Psalm 120:7
(7) I am for peace.--For the pregnant, "I peace," see Note, Psalm 109:3. Both pronouns, I and they, are emphatic. No doubt these verses are intended to indicate the nature of the malicious speeches mentioned in Psalm 120:2-3. We imagine Israel in peculiarly difficult political relations under the Persians, possibly very soon after the Return, trying to keep in favour and peace with the ruling powers, but continually drawn into trouble by the jealousy and bitterness of other subject tribes. (See Introduction.)

Verse 7. - I am for peace; literally, I am peace; but the meaning is as given in the Authorized Version. But when I speak (i.e. when I speak to them of peace), they are for war; i.e. they are utterly averse to peace, and are bent on continual hostility. The general history bears out this statement. There is only one apparent exception. When the Jews returned from the Captivity and began to build the temple, the Samaritans offered to join with them (Ezra 4:2). But the Samaritan offer was, perhaps, insincere. At any rate, when it was refused, they became the most bitter opponents of the Jews.

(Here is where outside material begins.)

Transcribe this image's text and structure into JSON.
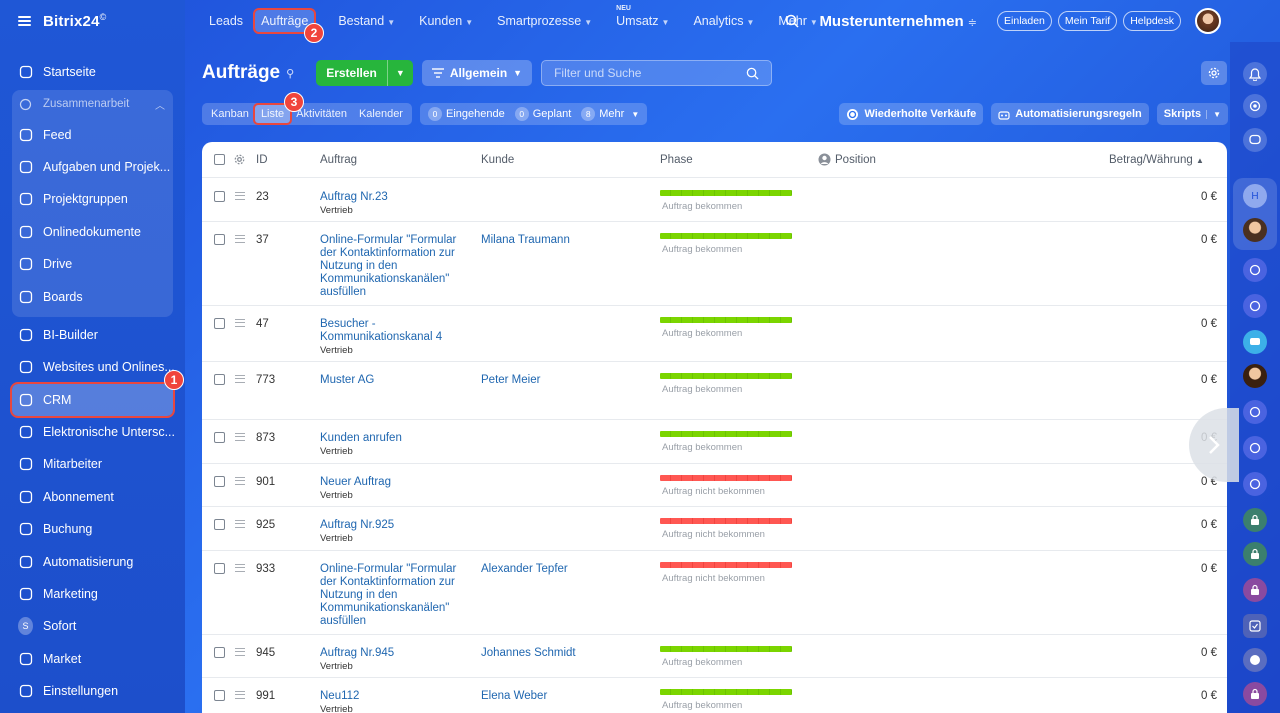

120:5-7 It is very grievous to a good man, to be cast into, and kept in the company of the wicked, from whom he hopes to be for ever separated. See here the character of a good man; he is for living peaceably with all men. And let us follow David as he prefigured Christ; in our distress let us cry unto the Lord, and he will hear us. Let us follow after peace and holiness, striving to overcome evil with good.I am for peace,.... Am wholly peace; a man of peace, as Aben Ezra; of a peaceable disposition, devoted to peace; love it, seek and pursue it, as every good man does, who is called to it, and in whose heart it rules: such follow peace with all men, and the things which make for it; and, as much as in them lies, endeavour to live peaceably with all;

but when I speak, they are for war; make a motion for peace, and propose the terms of it, they declare against it, and for war: or when he spoke of the things of God, and of his experience of them, of the word of God, and of the truths of it, and of what he believed, Psalm 116:10; and especially when he gave good counsel and advice to them, and reproved them for their sins, they could not bear it; but hated him for it, and proclaimed war against him; and could not behave peaceably to him in any degree, but became his avowed, sworn, and implacable enemies. The Targum is,

"when I prayed;''

either prayed to God, that they did not like; or prayed for peace with them, that they would not grant; but became more imbittered against him.